Forty percent of the seats to be filled for federal financial institution regulatory leadership were addressed last week when the White House announced the president’s intention to nominate two to the Federal Reserve Board – but there’s still much farther to go to fill the remaining positions.
On Jan. 16, the White House said President Donald Trump intends to nominate Judy Shelton, a former executive director of the European Bank for Reconstruction and Development, and Christopher Waller, an economist and executive vice president and director of research at the Federal Reserve Bank of St. Louis, to two open seats on the Federal Reserve Board.
Shelton, who when named in fall 2016 as a member of then-President Elect Trump’s transition team at Treasury described herself as a “self-employed economist,” would fill the remainder of a 14-year term expiring Jan. 31, 2024, if confirmed. Waller would fill the remainder of a 14-year term expiring Jan. 31, 2030.
But three seats on federal regulatory leadership boards remain to be filled, with the White House offering no indication of when that might be. Two of the seats are on the board of the Federal Deposit Insurance Corp. (FDIC), and the third is on the board of the National Credit Union Administration (NCUA).
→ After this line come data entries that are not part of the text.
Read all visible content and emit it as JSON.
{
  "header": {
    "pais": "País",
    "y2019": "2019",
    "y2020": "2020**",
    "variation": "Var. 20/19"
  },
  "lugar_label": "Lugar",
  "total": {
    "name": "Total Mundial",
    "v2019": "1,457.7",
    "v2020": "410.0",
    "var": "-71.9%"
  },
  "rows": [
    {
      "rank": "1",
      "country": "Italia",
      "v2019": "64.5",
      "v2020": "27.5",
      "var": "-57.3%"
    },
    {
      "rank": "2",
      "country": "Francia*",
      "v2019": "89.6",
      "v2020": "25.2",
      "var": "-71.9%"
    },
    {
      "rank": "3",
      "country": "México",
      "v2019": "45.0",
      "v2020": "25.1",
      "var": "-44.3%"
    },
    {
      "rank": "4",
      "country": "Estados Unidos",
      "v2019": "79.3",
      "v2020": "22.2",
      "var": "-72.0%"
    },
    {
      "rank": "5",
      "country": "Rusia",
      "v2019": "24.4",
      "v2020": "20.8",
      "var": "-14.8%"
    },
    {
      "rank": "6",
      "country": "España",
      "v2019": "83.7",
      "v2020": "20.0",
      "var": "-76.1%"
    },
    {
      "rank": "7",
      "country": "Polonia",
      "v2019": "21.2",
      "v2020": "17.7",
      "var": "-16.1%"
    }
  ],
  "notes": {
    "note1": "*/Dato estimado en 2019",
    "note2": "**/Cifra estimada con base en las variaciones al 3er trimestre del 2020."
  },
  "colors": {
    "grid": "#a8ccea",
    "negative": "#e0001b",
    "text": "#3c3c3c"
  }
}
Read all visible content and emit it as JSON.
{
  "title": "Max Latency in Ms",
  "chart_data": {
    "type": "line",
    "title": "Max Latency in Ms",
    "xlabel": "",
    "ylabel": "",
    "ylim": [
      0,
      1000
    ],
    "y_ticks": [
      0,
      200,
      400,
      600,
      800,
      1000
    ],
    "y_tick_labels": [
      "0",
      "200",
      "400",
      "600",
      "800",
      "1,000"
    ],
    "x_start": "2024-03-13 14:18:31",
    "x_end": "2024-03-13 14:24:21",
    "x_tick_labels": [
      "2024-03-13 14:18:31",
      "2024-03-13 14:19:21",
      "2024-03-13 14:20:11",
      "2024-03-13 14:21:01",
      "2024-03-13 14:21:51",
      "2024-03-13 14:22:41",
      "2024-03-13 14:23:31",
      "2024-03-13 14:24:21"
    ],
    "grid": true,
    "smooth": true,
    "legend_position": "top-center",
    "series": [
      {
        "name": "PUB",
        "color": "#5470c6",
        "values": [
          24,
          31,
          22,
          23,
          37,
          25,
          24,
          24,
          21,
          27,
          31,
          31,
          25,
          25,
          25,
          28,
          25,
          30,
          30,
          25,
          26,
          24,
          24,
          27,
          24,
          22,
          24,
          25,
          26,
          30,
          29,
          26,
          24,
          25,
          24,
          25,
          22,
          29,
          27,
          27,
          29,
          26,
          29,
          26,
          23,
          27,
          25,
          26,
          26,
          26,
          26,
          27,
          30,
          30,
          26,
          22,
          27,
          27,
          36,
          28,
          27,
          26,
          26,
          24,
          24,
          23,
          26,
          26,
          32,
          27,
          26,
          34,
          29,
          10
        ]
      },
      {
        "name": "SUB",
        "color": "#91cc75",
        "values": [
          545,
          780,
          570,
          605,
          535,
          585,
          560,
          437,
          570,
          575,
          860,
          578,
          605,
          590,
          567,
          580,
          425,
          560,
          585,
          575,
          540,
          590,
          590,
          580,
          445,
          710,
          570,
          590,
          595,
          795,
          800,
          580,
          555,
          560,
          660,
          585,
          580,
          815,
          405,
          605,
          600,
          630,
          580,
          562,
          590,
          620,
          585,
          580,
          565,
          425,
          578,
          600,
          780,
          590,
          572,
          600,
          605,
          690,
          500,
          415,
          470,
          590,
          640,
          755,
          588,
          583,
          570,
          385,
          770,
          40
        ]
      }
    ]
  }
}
At the FDIC, one of the seats to be filled is now held by a holdover. The term of Board Member (and former chairman and vice chairman) Martin Gruenberg officially ended more than a year ago in December 2018. However, Gruenberg has said he intends to continue to serve in the position until his successor is confirmed by the Senate. To date, the president has offered no nomination to the seat.
The second seat open on the FDIC Board is for vice chairman, which has been vacant for nearly two years (since April 2018) following the end of the term of then-Vice Chairman Thomas Hoenig. Trump has yet to signal he is ready to name anyone for that seat.
Filling the FDIC Board membership is additionally complicated by the Federal Deposit Insurance Act’s (FDIA) mandate that not more than three of the five members of the FDIC’s board of directors may be members of the same political party.
Gruenberg is a Democrat and Board Chairman Jelena McWilliams is a Republican. The pair now even out the political distribution on the appointive side of the board. Meanwhile, the two statutory members of the board – Consumer Financial Protection Bureau (CFPB) Director Kathleen Kraninger and Comptroller of the Currency Joseph Otting – occupy at least one additional Republican slot on the board (Kraninger formerly worked as a Republican Senate staffer).
The political affiliation of Otting is unclear: He has never run for elected office and, until being named comptroller, had never held an appointed government position at either the federal or state level. Appointed by Trump (and confirmed in November 2017), Otting is also a former business partner of Treasury Secretary Stephen Mnuchin (who is a Republican).
Depending on Otting’s political affiliation, the next vice chairman could end up being a Republican; in the past, the vice chairman was typically from the political party other than that of the chairman.
Finally, at the NCUA, Board Member (and former chairman) J. Mark McWatters is serving as a holdover since his term officially ended in August 2019. Although he has not indicated publicly, McWatters apparently is willing to serve until a successor is confirmed, unless he decides to leave earlier.